Nyaman tanpa iklan. Langganan BisnisPro

Penurunan Suku Bunga BI Berisiko, Ini Alasannya

Penurunan suku bunga acuan lebih lanjut akan terlalu berisiko dan berpotensi mengganggu stabilitas finansial, serta tidak terlalu berdampak terhadap percepatan pemulihan ekonomi.
Gubernur Bank Indonesia Perry Warjiyo memberikan keterangan melalui streaming di Jakarta, Selasa (14/4/2020). Dok. Bank Indonesia
Gubernur Bank Indonesia Perry Warjiyo memberikan keterangan melalui streaming di Jakarta, Selasa (14/4/2020). Dok. Bank Indonesia

Bisnis.com, JAKARTA - Bank Indonesia (BI) akan mengumumkan hasil Rapat Dewan Gubernur atau RDG pada siang ini, Kamis (17/12/2020).

Ekonom Makroekonomi dan Pasar Keuangan LPEM FEB UI Teuku Riefky mengatakan dalam RDG pada Desember ini, BI perlu menahan suku bunga acuan pada level 3,75 persen.

Menurutnya, kebijakan tersebut diperlukan karena penurunan suku bunga acuan lebih lanjut akan terlalu berisiko dan berpotensi mengganggu stabilitas finansial, serta tidak terlalu berdampak terhadap percepatan pemulihan ekonomi.

"Meskipun penurunan suku bunga kebijakan diperlukan untuk mempercepat pemulihan, kami masih menganggap sekarang terlalu dini untuk menurunkan kembali suku bunga acuan," katanya, Rabu (17/12/2020).

Dia menjelaskan, meskipun perkembangan terkini menunjukkan prospek pemulihan yang lebih baik dalam waktu dekat, namun suku bunga kebijakan sebagai instrumen untuk memacu aktivitas ekonomi perlu dilakukan pada waktu yang tepat untuk mencapai manfaat yang optimal.
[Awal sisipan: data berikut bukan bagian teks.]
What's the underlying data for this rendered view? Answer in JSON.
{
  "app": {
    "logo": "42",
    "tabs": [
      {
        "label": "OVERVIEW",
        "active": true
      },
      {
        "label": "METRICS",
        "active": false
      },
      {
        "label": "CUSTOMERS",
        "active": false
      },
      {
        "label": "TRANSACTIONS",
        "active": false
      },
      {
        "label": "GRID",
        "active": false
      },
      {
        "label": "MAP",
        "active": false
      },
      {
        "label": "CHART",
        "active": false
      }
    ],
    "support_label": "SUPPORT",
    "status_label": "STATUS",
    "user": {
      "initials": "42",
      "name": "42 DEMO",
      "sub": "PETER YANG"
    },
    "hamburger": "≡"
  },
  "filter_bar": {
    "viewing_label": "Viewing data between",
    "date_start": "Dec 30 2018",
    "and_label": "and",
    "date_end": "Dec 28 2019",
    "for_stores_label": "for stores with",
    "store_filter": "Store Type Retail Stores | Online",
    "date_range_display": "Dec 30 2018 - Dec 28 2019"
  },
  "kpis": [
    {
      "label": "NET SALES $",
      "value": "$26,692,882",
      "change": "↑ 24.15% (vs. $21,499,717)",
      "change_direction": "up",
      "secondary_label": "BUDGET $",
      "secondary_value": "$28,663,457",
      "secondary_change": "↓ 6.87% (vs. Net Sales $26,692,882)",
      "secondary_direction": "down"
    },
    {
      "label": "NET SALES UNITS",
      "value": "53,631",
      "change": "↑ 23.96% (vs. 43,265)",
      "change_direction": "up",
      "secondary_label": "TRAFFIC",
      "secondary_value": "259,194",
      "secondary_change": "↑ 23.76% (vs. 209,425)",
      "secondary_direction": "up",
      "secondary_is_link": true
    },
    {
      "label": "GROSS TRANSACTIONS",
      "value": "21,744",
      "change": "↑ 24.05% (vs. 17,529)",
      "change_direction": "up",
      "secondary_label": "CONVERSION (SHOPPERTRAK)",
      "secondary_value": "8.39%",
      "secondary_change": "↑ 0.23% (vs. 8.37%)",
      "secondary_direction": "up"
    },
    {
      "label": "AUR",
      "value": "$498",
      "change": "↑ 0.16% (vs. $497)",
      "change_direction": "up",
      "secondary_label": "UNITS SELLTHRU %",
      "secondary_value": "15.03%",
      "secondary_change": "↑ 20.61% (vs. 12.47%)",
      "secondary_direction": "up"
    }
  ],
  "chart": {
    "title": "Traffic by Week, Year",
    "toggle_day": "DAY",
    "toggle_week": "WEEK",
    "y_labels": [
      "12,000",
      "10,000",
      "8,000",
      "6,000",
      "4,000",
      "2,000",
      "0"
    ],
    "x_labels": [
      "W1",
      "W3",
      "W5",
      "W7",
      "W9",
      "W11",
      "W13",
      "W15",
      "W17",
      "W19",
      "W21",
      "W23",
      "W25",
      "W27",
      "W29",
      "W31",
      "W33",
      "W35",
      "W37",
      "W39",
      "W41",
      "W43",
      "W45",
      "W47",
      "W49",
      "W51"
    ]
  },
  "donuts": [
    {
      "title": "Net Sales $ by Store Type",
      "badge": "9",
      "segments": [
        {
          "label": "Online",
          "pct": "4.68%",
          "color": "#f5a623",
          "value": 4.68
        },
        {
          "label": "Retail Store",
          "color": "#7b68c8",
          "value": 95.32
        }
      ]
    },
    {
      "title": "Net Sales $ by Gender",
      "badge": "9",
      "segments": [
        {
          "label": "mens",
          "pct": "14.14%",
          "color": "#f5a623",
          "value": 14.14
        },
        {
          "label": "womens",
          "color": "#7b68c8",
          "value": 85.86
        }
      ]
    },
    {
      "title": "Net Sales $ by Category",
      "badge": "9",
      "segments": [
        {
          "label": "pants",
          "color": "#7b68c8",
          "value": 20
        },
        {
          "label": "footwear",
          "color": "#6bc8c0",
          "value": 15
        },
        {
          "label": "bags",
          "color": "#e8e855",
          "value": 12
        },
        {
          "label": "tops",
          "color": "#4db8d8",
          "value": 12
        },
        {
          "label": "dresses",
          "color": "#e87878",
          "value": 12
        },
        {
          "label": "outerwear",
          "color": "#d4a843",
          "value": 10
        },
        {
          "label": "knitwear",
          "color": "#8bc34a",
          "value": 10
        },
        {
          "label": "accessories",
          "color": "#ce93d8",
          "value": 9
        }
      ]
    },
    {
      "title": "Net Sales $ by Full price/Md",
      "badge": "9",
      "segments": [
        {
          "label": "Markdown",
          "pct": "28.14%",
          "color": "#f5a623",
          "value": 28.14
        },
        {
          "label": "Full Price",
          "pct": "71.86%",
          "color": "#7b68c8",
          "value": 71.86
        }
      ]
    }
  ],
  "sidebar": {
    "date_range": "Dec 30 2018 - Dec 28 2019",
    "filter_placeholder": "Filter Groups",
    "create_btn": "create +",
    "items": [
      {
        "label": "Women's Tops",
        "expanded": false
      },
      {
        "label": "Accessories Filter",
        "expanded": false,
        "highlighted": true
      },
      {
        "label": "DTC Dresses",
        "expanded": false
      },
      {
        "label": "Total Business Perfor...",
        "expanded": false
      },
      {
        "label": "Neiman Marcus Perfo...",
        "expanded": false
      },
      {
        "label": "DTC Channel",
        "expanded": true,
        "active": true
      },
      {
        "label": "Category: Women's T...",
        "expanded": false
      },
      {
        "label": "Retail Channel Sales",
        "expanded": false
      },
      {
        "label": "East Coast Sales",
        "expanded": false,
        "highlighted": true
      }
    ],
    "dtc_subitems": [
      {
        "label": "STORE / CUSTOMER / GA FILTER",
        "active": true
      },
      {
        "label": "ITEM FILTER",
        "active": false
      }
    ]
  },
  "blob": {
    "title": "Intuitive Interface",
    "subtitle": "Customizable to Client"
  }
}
Berdasarkan indikator terkini, nilai tukar rupiah relatif terkendali di tengah kondisi pandemi yang masih berkepanjangan dan masih menghadapi ketidakpastian yang tinggi.

Rupiah mengalami apresiasi yang signifikan dari sekitar Rp14.600 menjadi Rp14.000 per dolar Amerika Serikat pada November 2020 karena derasnya arus modal masuk, rupiah pun relatif terkendali di sekitar Rp14.100 pada minggu kedua Desember 2020.

Namun, masih belum ada tanda-tanda perbaikan pada permintaan agregat dalam jangka pendek, tercermin dari kenaikan inflasi pada November 2020 dikarenakan oleh kenaikan harga akibat kurangnya pasokan bahan pangan selama musim hujan.

Pemulihan ekonomi secara keseluruhan pun dinilai masih belum pasti, ke depan bergantung pada kondisi masalah kesehatan dan efektivitas vaksin.

Riefky menambahkan, prospek sektor keuangan dan sektor riil ke depan juga sangat bergantung pada situasi pandemi yang sedang berlangsung.

Jika pemerintah dapat melaksanakan implementasi dan pendistribusian vaksin secara efektif, maka pemulihan ekonomi akan segera terjadi.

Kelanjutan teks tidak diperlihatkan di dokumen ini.